Lazarus' initial suitability parole hearing took place in November 2023, during which she admitted to the murder. "It makes me sick to this day that I took an oath to protect and serve people, and I took Sherri Rasmussen's life from her, a nurse," she told a parole board panel. After the panel recommended parole and ordered a hearing to reconsider the evidence against her, Governor Gavin Newsom asked the full parole board to review the grant.

At the Executive Board meeting, at which Lazarus was not present, the board heard testimony supporting her parole bid from justice reform advocates, some of whom were themselves former inmates who had served their time with Lazarus. They pointed to her relative youth at the time of the crime and her exemplary behavior in prison, helping many other inmates rebuild their lives. "I saw many women who talked a big talk about giving back to the community. Stephanie actually accomplished it", said Jane Dorotik, who had served 12 years alongside Lazarus until her own murder conviction was overturned.

In opposition the board heard from Ruetten and some of Rasmussen's relatives about the continuing pain the crime has caused them. Rather than the act of an impulsive, lovestruck young woman, they said, the murder's planning and execution, including the subsequent coverup, was a calculated act that drew on Lazarus's training and experience as a police officer, knowledge that they said she was still attempting to use to her advantage. After recounting how she had gone to the lengths she did in preparing the crime, including making an improvised silencer for her gun, and covering it up afterwards, Stearns said: "Those are not the hallmarks of youthful offense. They are the hallmarks of criminal sophistication and maturity." Ruetten, who declined to use Lazarus's name, was unimpressed by her confession several months earlier, saying she had only done it in order to be paroled. "She had 23 years to lie and to hide the evidence and to go on with her life when she could have turned herself in", agreed one of Rasmussen's nieces.

The board ordered a rescission hearing. On October 2, 2024, Lazarus' parole grant was rescinded.

Notes

 The warning, derived from the U.S. Supreme Court's holding in Garrity v. New Jersey that government employees whose terms of employment require them to cooperate with internal investigations retain their Fifth Amendment rights against compelled self-incrimination, but can still be disciplined by their employers for their refusal to cooperate, balances the state's interest in conducting thorough investigations of possible employee misconduct with the constitutional rights of the employees under investigation.

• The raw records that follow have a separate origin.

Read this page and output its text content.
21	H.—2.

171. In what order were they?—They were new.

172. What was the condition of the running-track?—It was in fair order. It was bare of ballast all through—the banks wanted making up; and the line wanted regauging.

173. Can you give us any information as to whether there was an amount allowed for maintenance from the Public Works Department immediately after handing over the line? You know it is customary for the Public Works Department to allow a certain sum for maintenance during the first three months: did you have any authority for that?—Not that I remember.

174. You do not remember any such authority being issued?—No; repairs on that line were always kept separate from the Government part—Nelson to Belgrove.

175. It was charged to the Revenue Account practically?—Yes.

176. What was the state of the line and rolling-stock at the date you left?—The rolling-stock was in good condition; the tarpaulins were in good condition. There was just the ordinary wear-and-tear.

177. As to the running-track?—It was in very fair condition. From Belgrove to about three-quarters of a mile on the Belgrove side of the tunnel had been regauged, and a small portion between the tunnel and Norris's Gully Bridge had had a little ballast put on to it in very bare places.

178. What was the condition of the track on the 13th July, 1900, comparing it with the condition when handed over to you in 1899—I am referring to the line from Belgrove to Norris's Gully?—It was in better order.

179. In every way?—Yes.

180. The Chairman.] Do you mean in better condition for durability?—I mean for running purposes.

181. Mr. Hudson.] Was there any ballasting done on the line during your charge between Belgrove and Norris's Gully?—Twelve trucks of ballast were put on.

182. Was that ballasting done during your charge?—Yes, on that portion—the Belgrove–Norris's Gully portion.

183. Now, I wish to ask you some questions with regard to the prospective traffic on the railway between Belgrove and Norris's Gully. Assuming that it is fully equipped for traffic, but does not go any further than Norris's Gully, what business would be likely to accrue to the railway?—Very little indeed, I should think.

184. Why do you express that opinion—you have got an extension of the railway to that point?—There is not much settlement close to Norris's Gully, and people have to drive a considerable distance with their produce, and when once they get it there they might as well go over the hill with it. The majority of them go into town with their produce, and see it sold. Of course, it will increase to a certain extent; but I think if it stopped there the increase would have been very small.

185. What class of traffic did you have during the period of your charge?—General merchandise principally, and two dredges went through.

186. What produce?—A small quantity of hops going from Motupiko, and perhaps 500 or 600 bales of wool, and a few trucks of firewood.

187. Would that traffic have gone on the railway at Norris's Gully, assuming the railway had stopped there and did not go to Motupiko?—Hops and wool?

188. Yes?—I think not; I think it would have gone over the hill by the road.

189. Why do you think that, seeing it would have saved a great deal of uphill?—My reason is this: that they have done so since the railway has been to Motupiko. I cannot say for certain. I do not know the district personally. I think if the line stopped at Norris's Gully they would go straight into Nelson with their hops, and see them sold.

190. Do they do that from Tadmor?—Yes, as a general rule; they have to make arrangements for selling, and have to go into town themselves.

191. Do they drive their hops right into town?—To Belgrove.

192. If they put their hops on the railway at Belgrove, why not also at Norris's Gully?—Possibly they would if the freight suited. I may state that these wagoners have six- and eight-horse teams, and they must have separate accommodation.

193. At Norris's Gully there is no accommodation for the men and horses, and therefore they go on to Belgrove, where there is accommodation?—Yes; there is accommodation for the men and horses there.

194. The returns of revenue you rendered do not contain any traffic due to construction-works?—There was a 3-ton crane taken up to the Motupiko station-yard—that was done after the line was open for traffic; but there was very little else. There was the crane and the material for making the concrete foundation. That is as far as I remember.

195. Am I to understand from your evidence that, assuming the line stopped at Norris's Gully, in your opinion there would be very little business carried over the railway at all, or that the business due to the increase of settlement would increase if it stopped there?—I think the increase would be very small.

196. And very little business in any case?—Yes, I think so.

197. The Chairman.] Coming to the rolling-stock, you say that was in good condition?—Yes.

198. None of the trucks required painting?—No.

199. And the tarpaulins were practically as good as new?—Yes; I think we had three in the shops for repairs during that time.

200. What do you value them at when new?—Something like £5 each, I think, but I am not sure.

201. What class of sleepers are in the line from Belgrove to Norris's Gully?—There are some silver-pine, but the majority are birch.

 The Frye standard is a legal test to determine whether a particular technology used to obtain evidence is reliable enough to admit that evidence. It was established by Frye v. United States, a 1923 case where the prosecution sought to introduce evidence that the defendants' systolic blood pressure rose when he denied participation in a murder, suggesting he was being untruthful; the D.C. Circuit federal appeals court affirmed a lower-court ruling that that test had not yet gained enough supporting consensus among scientists to be admissible.

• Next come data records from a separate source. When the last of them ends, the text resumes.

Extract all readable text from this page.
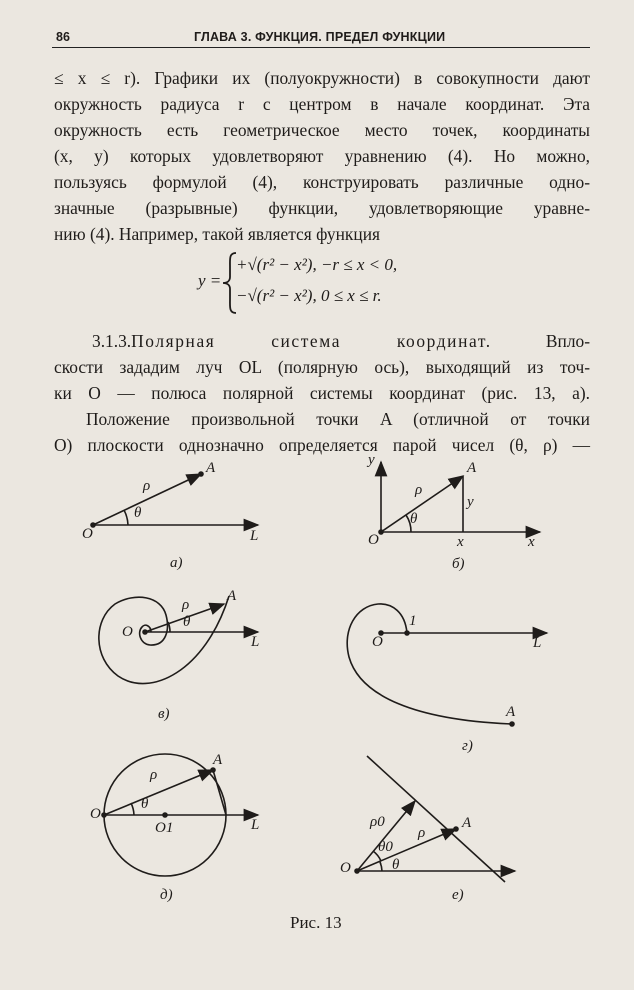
86	ГЛАВА 3. ФУНКЦИЯ. ПРЕДЕЛ ФУНКЦИИ
≤ x ≤ r). Графики их (полуокружности) в совокупности дают
окружность радиуса r с центром в начале координат. Эта
окружность есть геометрическое место точек, координаты
(x, y) которых удовлетворяют уравнению (4). Но можно,
пользуясь формулой (4), конструировать различные одно-
значные (разрывные) функции, удовлетворяющие уравне-
нию (4). Например, такой является функция
y =
+√(r² − x²), −r ≤ x < 0,
−√(r² − x²), 0 ≤ x ≤ r.
3.1.3.Полярная система координат.	Впло-
скости зададим луч OL (полярную ось), выходящий из точ-
ки O — полюса полярной системы координат (рис. 13, а).
Положение произвольной точки A (отличной от точки
O) плоскости однозначно определяется парой чисел (θ, ρ) —
O
A
ρ
θ
L
а)
y
O
A
ρ
θ
y
x	x
б)
O
A
ρ
θ
L
в)
O
1
L
A
г)
O
A
ρ
θ
O1	L
д)
O
A
ρ0
θ0
ρ
θ
е)
Рис. 13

It has since been superseded at the federal level by the Supreme Court's holding in Daubert v. Merrell Dow Pharmaceuticals, Inc. that the Federal Rules of Evidence set the standard for the admissibility of such evidence. Most states have followed suit, though some continue to use Frye. At the time of Lazarus's trial, California was one of them; in 2012, the California Supreme Court adopted a standard more in line with Daubert.